O texto foi construído a partir de conversas com Márcio Oliveira, ex-superintendente da pesca no Acre, e com colônias e associações de pescadores da região Norte — não nasceu de gabinete, mas do diagnóstico de quem vive da pesca nos rios da Amazônia.
O núcleo do projeto ataca um problema concreto: hoje o pescador corre risco de ter o próprio peixe apreendido ao tentar levá-lo para outro estado. A nova Guia Eletrônica de Transporte de Pescado Artesanal resolve isso — emitida pelo próprio pescador, gratuitamente, pelo gov.br, ela elimina a retenção arbitrária do produto na fronteira entre estados.
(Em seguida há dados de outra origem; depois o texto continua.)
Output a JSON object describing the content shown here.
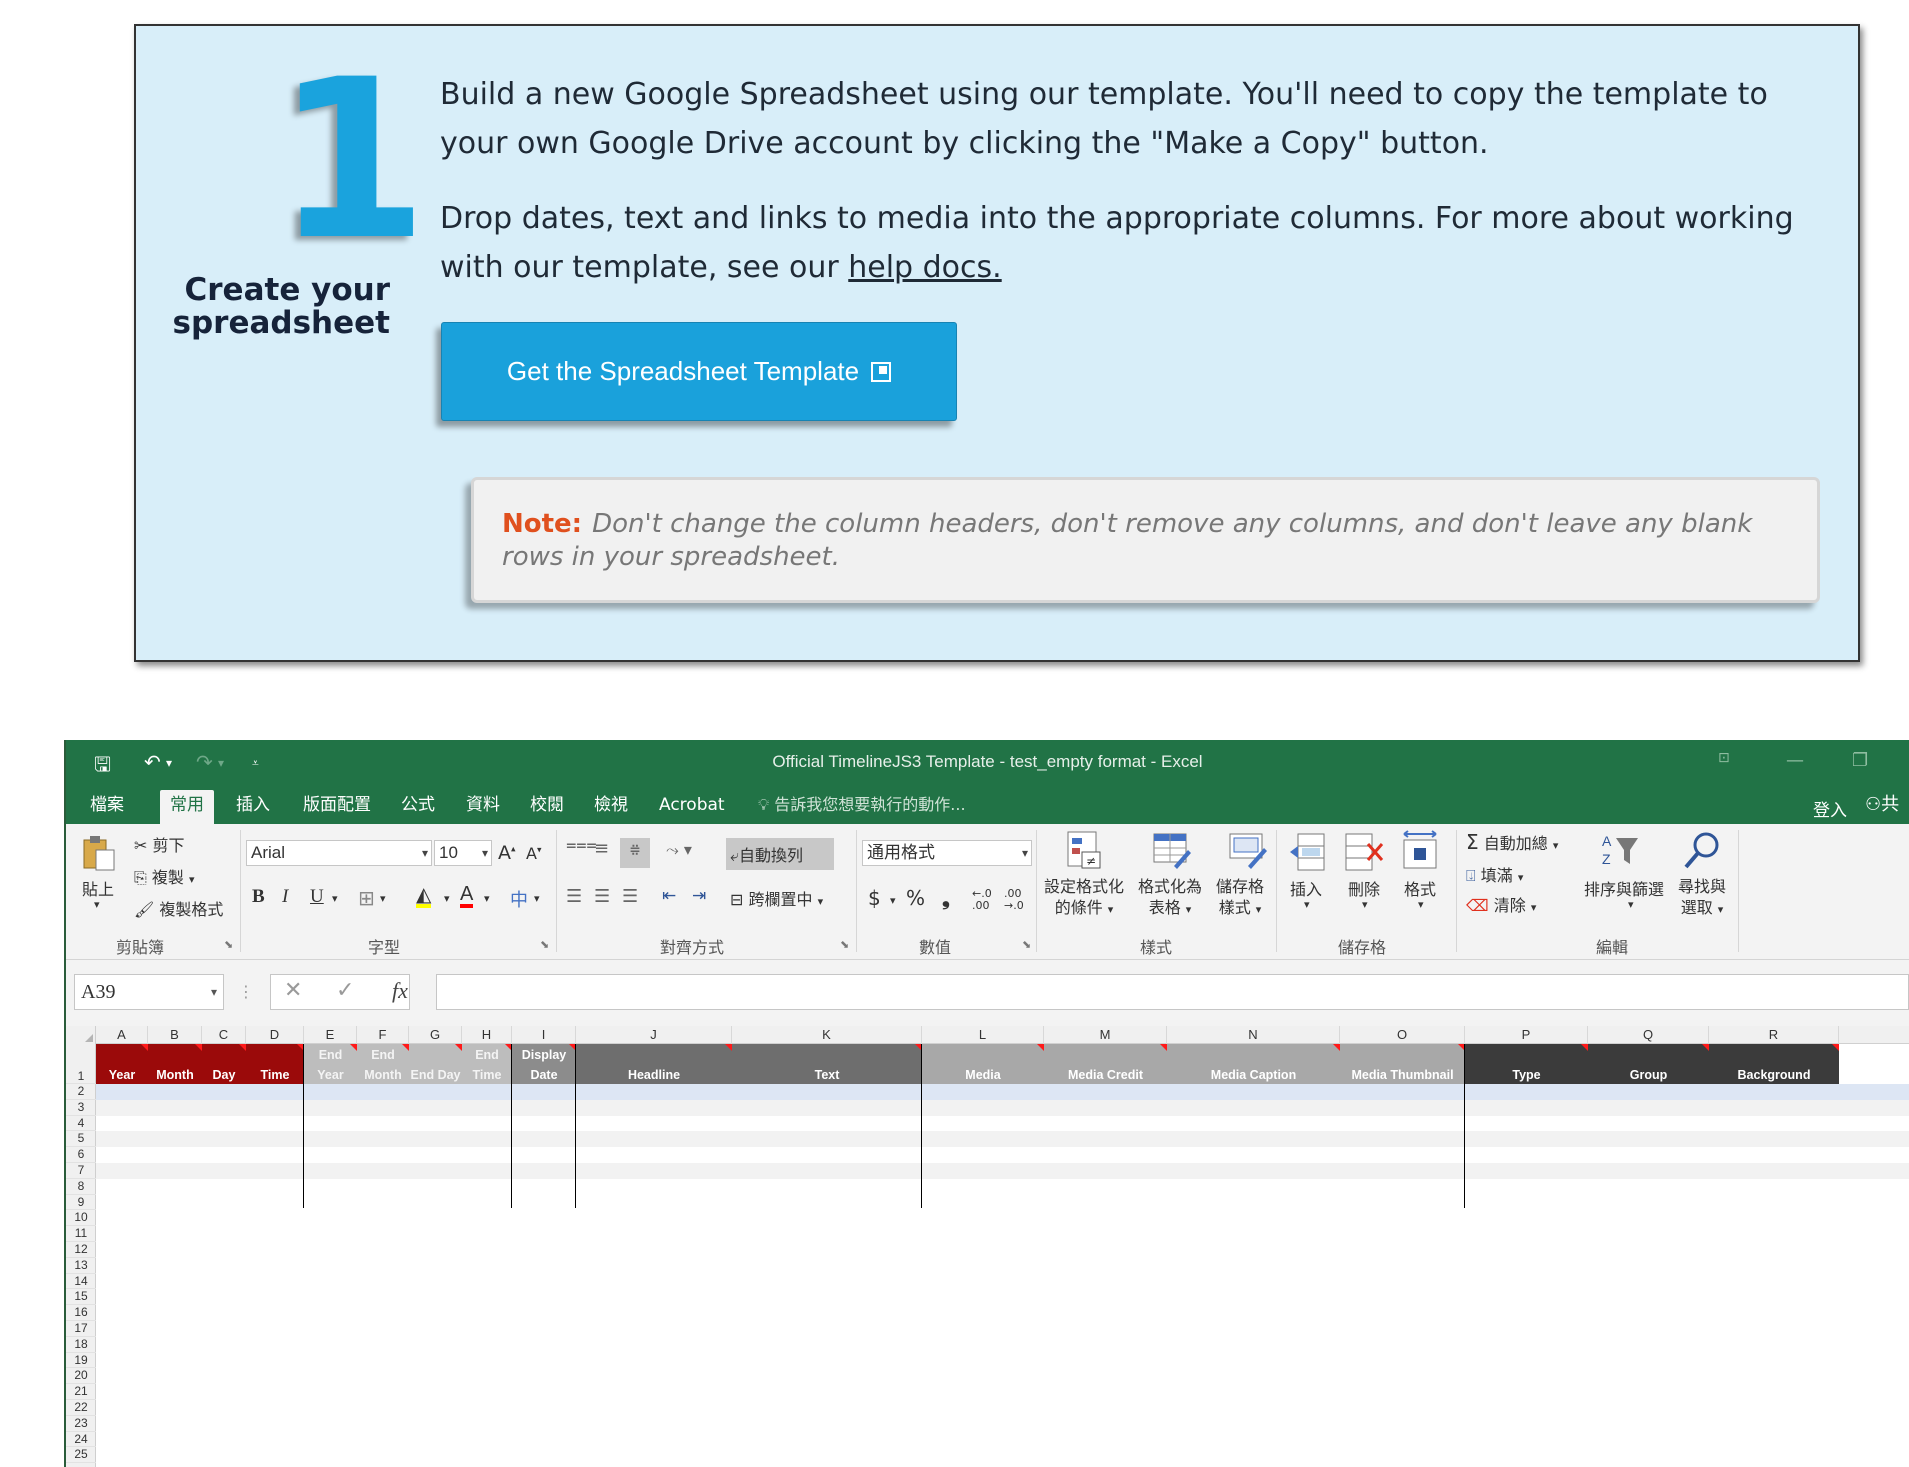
{
  "instructions": {
    "step_number": "1",
    "step_title_line1": "Create your",
    "step_title_line2": "spreadsheet",
    "para1": "Build a new Google Spreadsheet using our template. You'll need to copy the template to your own Google Drive account by clicking the \"Make a Copy\" button.",
    "para2_before": "Drop dates, text and links to media into the appropriate columns. For more about working with our template, see our ",
    "para2_link": "help docs.",
    "cta_label": "Get the Spreadsheet Template",
    "note_label": "Note:",
    "note_text": "Don't change the column headers, don't remove any columns, and don't leave any blank rows in your spreadsheet.",
    "colors": {
      "card_bg": "#d8eef9",
      "accent": "#1aa3dd",
      "note_label": "#e0501e"
    }
  },
  "excel": {
    "window_title": "Official TimelineJS3 Template - test_empty format - Excel",
    "menu": [
      "檔案",
      "常用",
      "插入",
      "版面配置",
      "公式",
      "資料",
      "校閱",
      "檢視",
      "Acrobat"
    ],
    "active_menu": "常用",
    "tell_me": "告訴我您想要執行的動作...",
    "sign_in": "登入",
    "share_partial": "共",
    "ribbon": {
      "clipboard": {
        "label": "剪貼簿",
        "paste": "貼上",
        "cut": "剪下",
        "copy": "複製",
        "format_painter": "複製格式"
      },
      "font": {
        "label": "字型",
        "font_name": "Arial",
        "font_size": "10",
        "bold": "B",
        "italic": "I",
        "underline": "U"
      },
      "alignment": {
        "label": "對齊方式",
        "wrap_text": "自動換列",
        "merge_center": "跨欄置中"
      },
      "number": {
        "label": "數值",
        "format": "通用格式",
        "currency": "$",
        "percent": "%",
        "comma": "❟"
      },
      "styles": {
        "label": "樣式",
        "conditional_l1": "設定格式化",
        "conditional_l2": "的條件",
        "table_l1": "格式化為",
        "table_l2": "表格",
        "cell_l1": "儲存格",
        "cell_l2": "樣式"
      },
      "cells": {
        "label": "儲存格",
        "insert": "插入",
        "delete": "刪除",
        "format": "格式"
      },
      "editing": {
        "label": "編輯",
        "autosum": "自動加總",
        "fill": "填滿",
        "clear": "清除",
        "sort_filter": "排序與篩選",
        "find_l1": "尋找與",
        "find_l2": "選取"
      }
    },
    "name_box": "A39",
    "fx_label": "fx",
    "columns": [
      "A",
      "B",
      "C",
      "D",
      "E",
      "F",
      "G",
      "H",
      "I",
      "J",
      "K",
      "L",
      "M",
      "N",
      "O",
      "P",
      "Q",
      "R"
    ],
    "headers": {
      "A": {
        "top": "",
        "bottom": "Year"
      },
      "B": {
        "top": "",
        "bottom": "Month"
      },
      "C": {
        "top": "",
        "bottom": "Day"
      },
      "D": {
        "top": "",
        "bottom": "Time"
      },
      "E": {
        "top": "End",
        "bottom": "Year"
      },
      "F": {
        "top": "End",
        "bottom": "Month"
      },
      "G": {
        "top": "",
        "bottom": "End Day"
      },
      "H": {
        "top": "End",
        "bottom": "Time"
      },
      "I": {
        "top": "Display",
        "bottom": "Date"
      },
      "J": {
        "top": "",
        "bottom": "Headline"
      },
      "K": {
        "top": "",
        "bottom": "Text"
      },
      "L": {
        "top": "",
        "bottom": "Media"
      },
      "M": {
        "top": "",
        "bottom": "Media Credit"
      },
      "N": {
        "top": "",
        "bottom": "Media Caption"
      },
      "O": {
        "top": "",
        "bottom": "Media Thumbnail"
      },
      "P": {
        "top": "",
        "bottom": "Type"
      },
      "Q": {
        "top": "",
        "bottom": "Group"
      },
      "R": {
        "top": "",
        "bottom": "Background"
      }
    },
    "row_numbers": [
      "1",
      "2",
      "3",
      "4",
      "5",
      "6",
      "7",
      "8",
      "9",
      "10",
      "11",
      "12",
      "13",
      "14",
      "15",
      "16",
      "17",
      "18",
      "19",
      "20",
      "21",
      "22",
      "23",
      "24",
      "25"
    ],
    "header_colors": {
      "date": "#9b0a0a",
      "end": "#bdbdbd",
      "display": "#8c8c8c",
      "text": "#6e6e6e",
      "media": "#a8a8a8",
      "meta": "#3b3b3b"
    }
  }
}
“Não é um favor do Estado, é reparação histórica. Sentamos com lideranças, colônias e com o Márcio Oliveira para desenhar uma lei que tirasse o pescador da invisibilidade”, afirma Duarte.
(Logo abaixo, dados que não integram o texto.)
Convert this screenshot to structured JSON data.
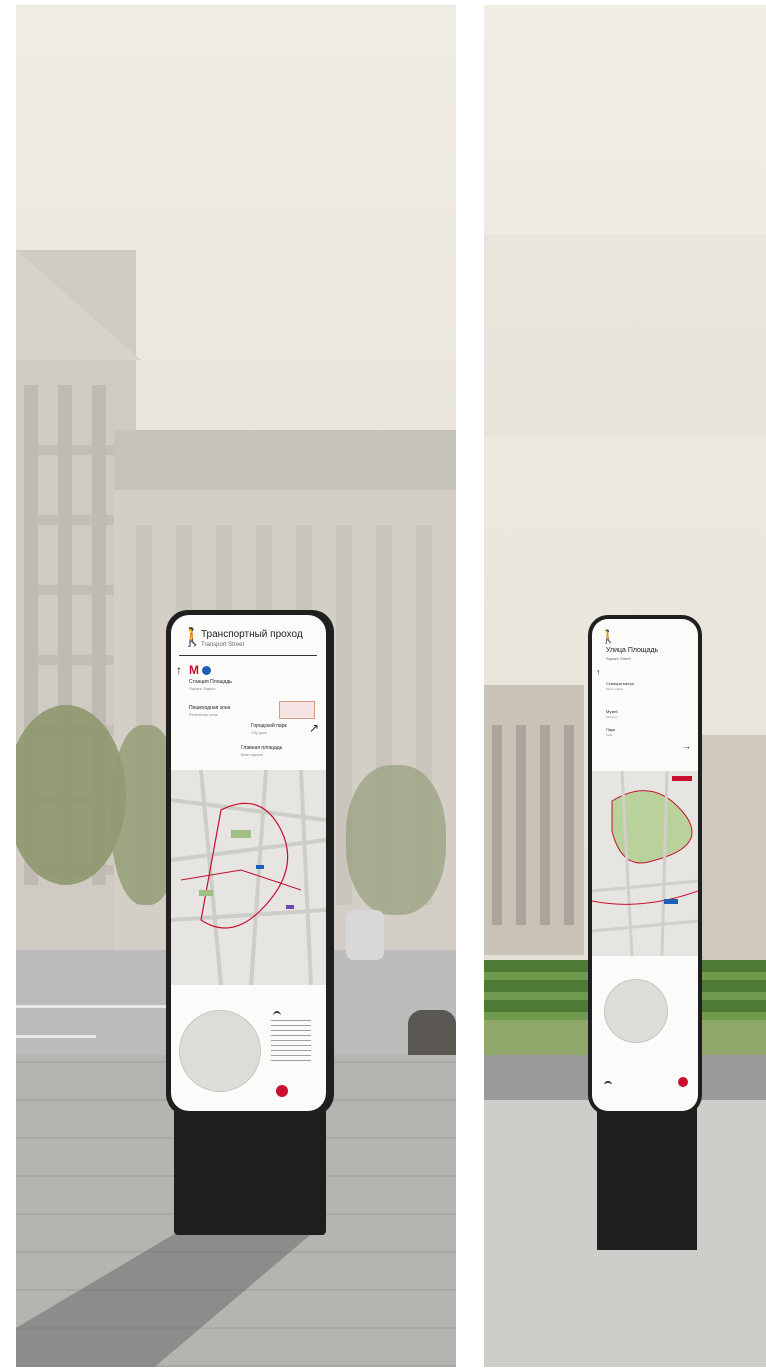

O texto também cria os Entrepostos Municipais de Pescado, com fábrica de gelo e câmara fria para reduzir a dependência do atravessador, e o Selo Sanitário Simplificado, que dá acesso ao mercado institucional sem exigir estrutura de frigorífico industrial. Outra inovação é o Mecanismo de Lastro de Crédito, pelo qual o pescador pode usar o próprio estoque de peixe como garantia para obter adiantamento financeiro, sem depender do preço imposto pelo intermediário. O projeto reserva ainda 30% das compras de pescado feitas pelo PNAE e pelo PAA à pesca artesanal ribeirinha.
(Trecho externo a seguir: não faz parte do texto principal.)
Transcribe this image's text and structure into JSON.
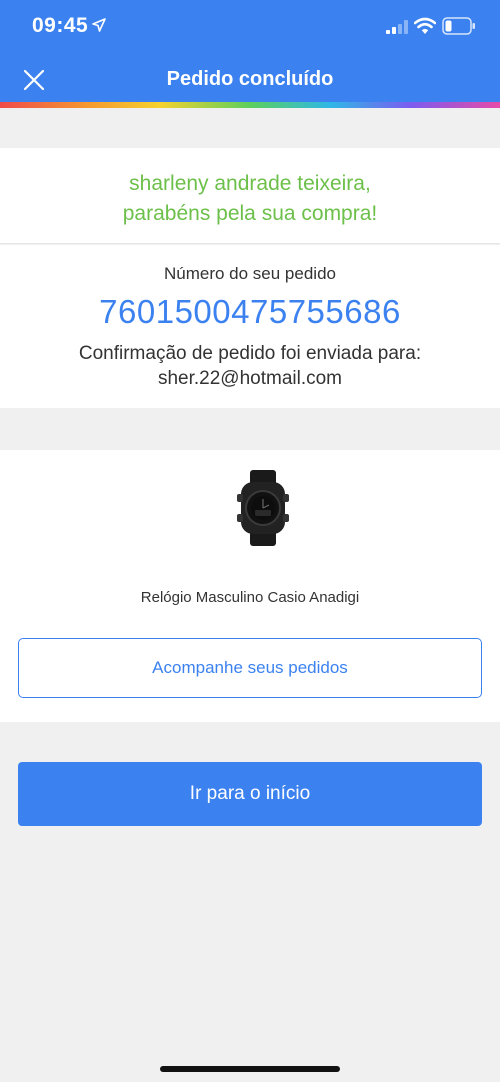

Há também uma mudança pontual com efeito prático imediato: sem nota fiscal ou laudo naval, a embarcação miúda do pescador hoje não tem reconhecimento formal, o que o deixa vulnerável a apreensões e impedido de acessar linhas de crédito que exigem comprovação de bens. O projeto cria um regime de autodeclaração eletrônica gratuita, com fotos e declaração simples do vendedor do motor, regularizando essa situação.
“Buscamos dar segurança jurídica patrimonial à categoria dos pescadores artesanais, criando mecanismos para que se tornem empreendedores, gerando mais emprego e renda na região”, finalizou Roberto Duarte.